ISEA has introduced a Bachelor of Education (BEd) Honours course called “Bilingual Education for Diversity and Access”, which encompasses the bilingual teaching approach. ‘Diversity’ refers to the different languages used, and ‘access’ refers to the increased access to knowledge allowed by bilingual learning.

Ellery also spoke on the topic of supporting and widening students’ access to knowledge. Her presentation, titled “Epistemological access in the sciences: Access to what?”, outlined how learning is more complicated than just being given knowledge, and that the sciences sometimes forget this.

In all academic disciplines there are certain values that are privileged. Ellery talked about how in the teaching of science, there needs to be more support given to students because many of the practices or attributes which the scientific discipline values are not overt.

There are two kinds of teaching – the kind that is geared towards knowledge, and the kind that is geared towards producing a specific kind of knower. According to Ellery, the humanities are often geared more towards the latter, and science the former – at least that is what academics tend to think.

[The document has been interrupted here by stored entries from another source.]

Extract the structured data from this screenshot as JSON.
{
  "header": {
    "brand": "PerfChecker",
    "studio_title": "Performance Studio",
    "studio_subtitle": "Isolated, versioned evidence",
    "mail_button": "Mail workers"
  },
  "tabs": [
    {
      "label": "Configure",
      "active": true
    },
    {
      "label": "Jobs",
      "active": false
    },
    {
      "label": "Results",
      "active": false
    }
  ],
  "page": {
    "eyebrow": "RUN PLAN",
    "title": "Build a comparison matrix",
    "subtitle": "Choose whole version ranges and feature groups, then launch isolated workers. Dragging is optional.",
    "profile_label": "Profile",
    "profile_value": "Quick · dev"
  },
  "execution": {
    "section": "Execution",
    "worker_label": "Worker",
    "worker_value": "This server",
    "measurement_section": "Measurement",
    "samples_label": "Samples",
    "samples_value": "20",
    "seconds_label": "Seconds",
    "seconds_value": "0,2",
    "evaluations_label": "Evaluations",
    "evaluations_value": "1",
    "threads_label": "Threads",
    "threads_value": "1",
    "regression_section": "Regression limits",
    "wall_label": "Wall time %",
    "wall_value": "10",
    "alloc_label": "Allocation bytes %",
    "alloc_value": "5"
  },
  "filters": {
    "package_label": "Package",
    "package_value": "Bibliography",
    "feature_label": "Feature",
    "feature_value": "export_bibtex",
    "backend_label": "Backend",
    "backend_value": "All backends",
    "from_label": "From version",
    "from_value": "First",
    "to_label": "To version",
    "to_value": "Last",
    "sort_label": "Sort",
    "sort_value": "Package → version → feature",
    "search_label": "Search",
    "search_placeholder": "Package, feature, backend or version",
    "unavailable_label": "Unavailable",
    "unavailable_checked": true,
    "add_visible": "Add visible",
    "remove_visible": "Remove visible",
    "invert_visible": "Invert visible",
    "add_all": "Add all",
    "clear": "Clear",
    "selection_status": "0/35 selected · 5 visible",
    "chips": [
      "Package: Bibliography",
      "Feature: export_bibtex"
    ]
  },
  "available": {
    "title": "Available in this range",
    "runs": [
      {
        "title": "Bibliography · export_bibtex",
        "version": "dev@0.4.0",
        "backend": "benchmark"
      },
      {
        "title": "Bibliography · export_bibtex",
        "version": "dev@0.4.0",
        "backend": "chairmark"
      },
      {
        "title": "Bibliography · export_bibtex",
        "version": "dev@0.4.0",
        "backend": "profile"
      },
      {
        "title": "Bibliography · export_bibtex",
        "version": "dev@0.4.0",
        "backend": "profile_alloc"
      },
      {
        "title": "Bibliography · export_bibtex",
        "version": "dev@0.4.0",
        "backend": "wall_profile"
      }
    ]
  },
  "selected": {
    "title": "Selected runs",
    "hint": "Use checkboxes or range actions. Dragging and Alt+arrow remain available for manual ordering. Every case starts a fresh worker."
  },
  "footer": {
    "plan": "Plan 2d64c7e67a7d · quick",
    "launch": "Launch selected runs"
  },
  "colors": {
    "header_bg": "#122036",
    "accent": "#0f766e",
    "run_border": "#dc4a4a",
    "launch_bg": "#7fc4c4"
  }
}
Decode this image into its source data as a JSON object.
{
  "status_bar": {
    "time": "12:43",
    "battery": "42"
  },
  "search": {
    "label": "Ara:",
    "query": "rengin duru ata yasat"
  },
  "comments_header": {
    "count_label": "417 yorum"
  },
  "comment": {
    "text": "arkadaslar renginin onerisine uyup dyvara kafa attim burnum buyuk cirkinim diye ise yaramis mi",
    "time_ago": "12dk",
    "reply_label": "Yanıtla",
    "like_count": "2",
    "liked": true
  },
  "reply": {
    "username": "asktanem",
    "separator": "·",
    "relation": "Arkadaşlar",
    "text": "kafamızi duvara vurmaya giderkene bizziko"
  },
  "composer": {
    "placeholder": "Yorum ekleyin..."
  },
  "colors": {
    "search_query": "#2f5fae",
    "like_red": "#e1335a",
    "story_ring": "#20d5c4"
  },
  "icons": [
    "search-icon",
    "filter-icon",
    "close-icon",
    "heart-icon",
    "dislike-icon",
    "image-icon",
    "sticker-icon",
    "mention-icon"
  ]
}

“[Although not explicit], in science we are developing knowledge, but also a particular kind of knower,” she explained. She outlined three levels of expectations that teachers have for their students.

First, students are expected to develop certain knowledge from the discipline, as well as disciplinary skills and practices. But there are other expectations, such as expecting students to be a specific kind of “scientific knower”, such as being objective, curious, critical, analytical and retentive. Then there are further expectations, such as expecting students to be a particular kind of “scientific learner”, such as being independent, self-regulated and able to develop their own understanding. “It’s not obvious in our curriculum, but there are these expectations,” Ellery said.

So far the scientific curriculum has been good at developing the disciplinary knowledge and the “scientific knower”, but has failed to provide students with enough support to become “scientific learners”.

But there is a good reason why this support is needed. “There is such a gap between where students are coming from and what we expect of them,” explained Ellery. This is because the expectations at school and the expectations at university are very different, and students do not receive enough support in bridging the gap.

Ellery’s research has shown that if students do not become that specific kind of “scientific learner” and “scientific knower” first, then learning the disciplinary knowledge becomes difficult. “We [therefore] need to become more overt in our expectations of students on all levels,” she said.

Curriculum Conversations aim to contribute to discussions around transforming the curriculum in higher education. They are held at least once or twice a term and are held in St. Peter’s Room 34 at Rhodes University.

Caption: Karen Ellery giving her presentation on ways of knowing at the 10th Curriculum Conversations.